Литмир - Электронная Библиотека

– Церковь примиряет богатеев со своей совестью. Пришел, помолился, исповедался, опростался, пожертвовал от щедрот мамоны зелененьких, и уже на душе легче, спокойнее, можно продолжать в том же духе – обманывать, лжесвидетельствовать, стяжать, прелюбодействовать… Для бедняков же это – храм слезных жалоб, робких просьб и великих упований, что их притеснители получат на том свете сполна, что их боженька обязательно отомстит за них… И вы, Станислав Эдуардович, хотите, чтобы я стояла в этом помещении с нелепым обручем на голове и трепетно соглашалась со всякой сакраментальной ахинеей, которую вычитает жрец в своем требнике?

Такой холодный душ обрушился на Кульчицкого, стоило ему, набравшись мужества, заикнуться о венчании. В памяти вдруг всплыло чье-то мудрое изречение: будто бы удачно жениться, – значит встретить в жене благодарного слушателя своего бреда, будто бы такие пары не в состоянии разлучить даже смерть… Если это правда, думал Станислав Эдуардович, то брак наш будет неудачным, и разлучить нас сможет любая мелочь. А венчание – не мелочь. И не бред. Вслух же сказал:

– Значит, ты… вы атеистка?

– Эх, Стасик, – вздохнула невеста невесело, – тебе бы три извилины, и сам черт тебе не брат. А с двумя, конечно, трудно, я понимаю…

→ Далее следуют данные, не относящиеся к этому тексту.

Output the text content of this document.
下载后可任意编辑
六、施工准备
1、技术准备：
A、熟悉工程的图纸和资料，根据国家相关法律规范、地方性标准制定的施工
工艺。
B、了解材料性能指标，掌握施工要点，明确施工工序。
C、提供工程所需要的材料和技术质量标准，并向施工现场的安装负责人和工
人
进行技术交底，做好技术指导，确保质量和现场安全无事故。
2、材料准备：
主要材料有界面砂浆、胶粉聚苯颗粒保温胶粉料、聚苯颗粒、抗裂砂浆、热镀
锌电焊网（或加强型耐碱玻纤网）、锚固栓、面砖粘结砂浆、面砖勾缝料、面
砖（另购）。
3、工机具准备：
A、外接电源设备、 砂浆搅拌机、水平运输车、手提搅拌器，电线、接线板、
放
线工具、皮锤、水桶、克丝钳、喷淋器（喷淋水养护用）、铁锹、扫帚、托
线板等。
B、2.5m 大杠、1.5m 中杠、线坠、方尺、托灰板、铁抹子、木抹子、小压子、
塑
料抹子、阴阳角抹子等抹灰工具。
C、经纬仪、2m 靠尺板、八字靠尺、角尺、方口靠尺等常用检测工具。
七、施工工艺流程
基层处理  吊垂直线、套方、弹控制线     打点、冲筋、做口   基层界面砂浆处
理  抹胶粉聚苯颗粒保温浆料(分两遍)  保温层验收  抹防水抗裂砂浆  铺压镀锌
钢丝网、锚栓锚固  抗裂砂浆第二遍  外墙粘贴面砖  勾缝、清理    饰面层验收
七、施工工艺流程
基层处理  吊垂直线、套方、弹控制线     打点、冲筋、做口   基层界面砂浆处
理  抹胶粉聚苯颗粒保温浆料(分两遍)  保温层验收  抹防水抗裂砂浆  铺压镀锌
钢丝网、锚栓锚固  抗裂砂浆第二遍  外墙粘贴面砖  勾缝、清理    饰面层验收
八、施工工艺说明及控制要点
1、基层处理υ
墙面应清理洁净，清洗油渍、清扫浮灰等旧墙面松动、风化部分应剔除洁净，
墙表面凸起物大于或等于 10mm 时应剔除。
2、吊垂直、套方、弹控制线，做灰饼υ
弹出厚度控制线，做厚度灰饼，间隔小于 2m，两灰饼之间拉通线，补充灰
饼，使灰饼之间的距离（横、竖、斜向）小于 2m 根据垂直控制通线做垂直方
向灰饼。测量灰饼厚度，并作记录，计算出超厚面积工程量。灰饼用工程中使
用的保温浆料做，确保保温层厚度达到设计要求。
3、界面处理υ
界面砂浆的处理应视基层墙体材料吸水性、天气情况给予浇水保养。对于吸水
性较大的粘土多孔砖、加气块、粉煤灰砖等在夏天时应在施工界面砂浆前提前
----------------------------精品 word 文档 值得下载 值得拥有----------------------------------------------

– Зачем же ты тогда замуж за меня выходишь, за тупицу такого? – спросил жених, внутренне ликуя, – наконец-то ему удалось сказать именно то, что хотел, а не то, что получилось в результате мучительных припоминаний грамматических правил и синтаксических конструкций.

– Чтоб другим не достался! – стервозно огрызнулась невеста.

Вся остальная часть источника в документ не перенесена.